2012 - 2016
The ‘Parallel’ State is a documentary series that takes place in Turkey from 2012 to the winter of 2016. Each year passed with a mixture of beauty, chaos and extreme violence. Turkey is a complex story to tell, all too often reduced to simple narratives and visual cliché. I have devoted the last four years to building a multi-layered body of work that chronicles the massive and often violent events unfolding on the ground. Since those halcyon days of summer 2013 and the infamous ‘Gezi park protests’ Turkey has ceased peace talks with Kurdish militants that re-ignited a de-facto civil war, overseen the largest influx of Syrian refugees, it accidently shot down a Russian jet, had four elections, three prime ministers, two Presidents, one failed coup attempt and an unprecedented purge of intellectuals, doctors, military personal and law makers. It ignited the torch paper with its own sleeper cells of ISIS suicide bombers who unleashed carnage at Ataturk airport and the nation's capital Ankara and has now finally been dragged into the proxy war games of Syria trying to push Syrian Kurds back over the Euphrates.
Running parallel to all of this, I have documented the fictional world of Turkish TV and soap opera sets that mirror Turkey’s recent history. Adding this additional layer has enabled me to delve deeper into the story and reveal the powerful relationship between a TV, a computer screen and people’s actions on the street. I have been a witness to tragic events, but left wondering whether anything has in fact not been carefully stage-managed. Physical and virtual worlds overlay, conflict, betray and manipulate each other.
On July 16th the day after a failed coup, as I stood alongside a tank in the heart of Istanbul and watched my twitter feed replay C.C.T.V footage of helicopter gunships strafe and bomb civilians in the nation’s capital, the analogy between Hollywood fiction and reality were all too apparent.

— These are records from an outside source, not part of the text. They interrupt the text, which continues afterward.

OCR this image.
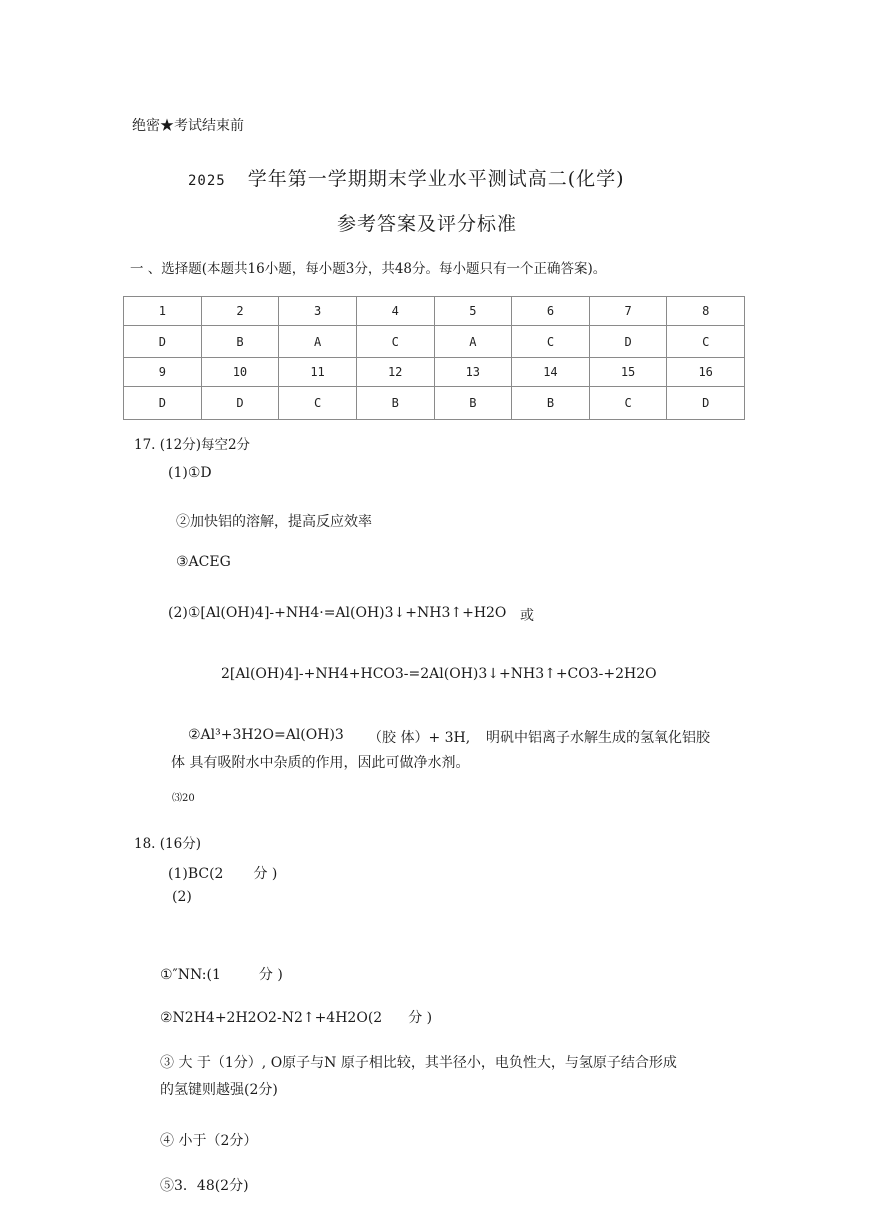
绝密★考试结束前
2025 学年第一学期期末学业水平测试高二(化学)
参考答案及评分标准
一 、选择题(本题共16小题，每小题3分，共48分。每小题只有一个正确答案)。
1	2	3	4	5	6	7	8
D	B	A	C	A	C	D	C
9	10	11	12	13	14	15	16
D	D	C	B	B	B	C	D
17. (12分)每空2分
(1)①D
②加快铝的溶解，提高反应效率
③ACEG
(2)①[Al(OH)4]-+NH4·=Al(OH)3↓+NH3↑+H2O 或
2[Al(OH)4]-+NH4+HCO3-=2Al(OH)3↓+NH3↑+CO3-+2H2O
②Al³+3H2O=Al(OH)3 （胶 体）+ 3H, 明矾中铝离子水解生成的氢氧化铝胶
体 具有吸附水中杂质的作用，因此可做净水剂。
⑶20
18. (16分)
(1)BC(2 分 )
(2)
①″NN:(1	分 )
②N2H4+2H2O2-N2↑+4H2O(2 分 )
③ 大 于（1分）, O原子与N 原子相比较，其半径小，电负性大，与氢原子结合形成
的氢键则越强(2分)
④ 小于（2分）
⑤3．48(2分)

‘The Parallel State’ is a term first coined in the early 1950’s when NATO implemented various cells into Turkey to act as ‘provocateurs’ to destabilise and undermine any communist threat that Turkey might face in the post-war years. It was encouraged and recognised by successive military and political leaders in Turkey as a way to always have a ‘useful enemy’. However in recent years, as Tayyip Erdogan swept to power at the turn of the century he was increasingly convinced that powerful and dark forces were being unleashed against him, primarily by a secret network of fanatical supporters led by an exiled cleric and former ally, Fatullah Gulen, now based in the Poconos, Pensylvania. The judiciary, the police, the army the media, embassy’s and ‘foreign powers’ were always to blame for all of Erdogan’s and Turkey’s ills. What was once a uniquely Turkish phrase, perhaps only known to a handful of policy wonks is now a sublime and intimate reference to the internal and regional geopolitical entanglement that Turkey finds itself in. It’s a byword for unchecked power, populist rhetoric, coup attempts, a burgeoning police and surveillance state hunting useful enemies that have disappeared into the shadows.
I hope this body of work now transcends Turkey and can act as a timely, dark and paranoid vision for what happens when men in power implement divisive narratives, dividing the population with fearful stories and creating a vacuum of a truth-based reality.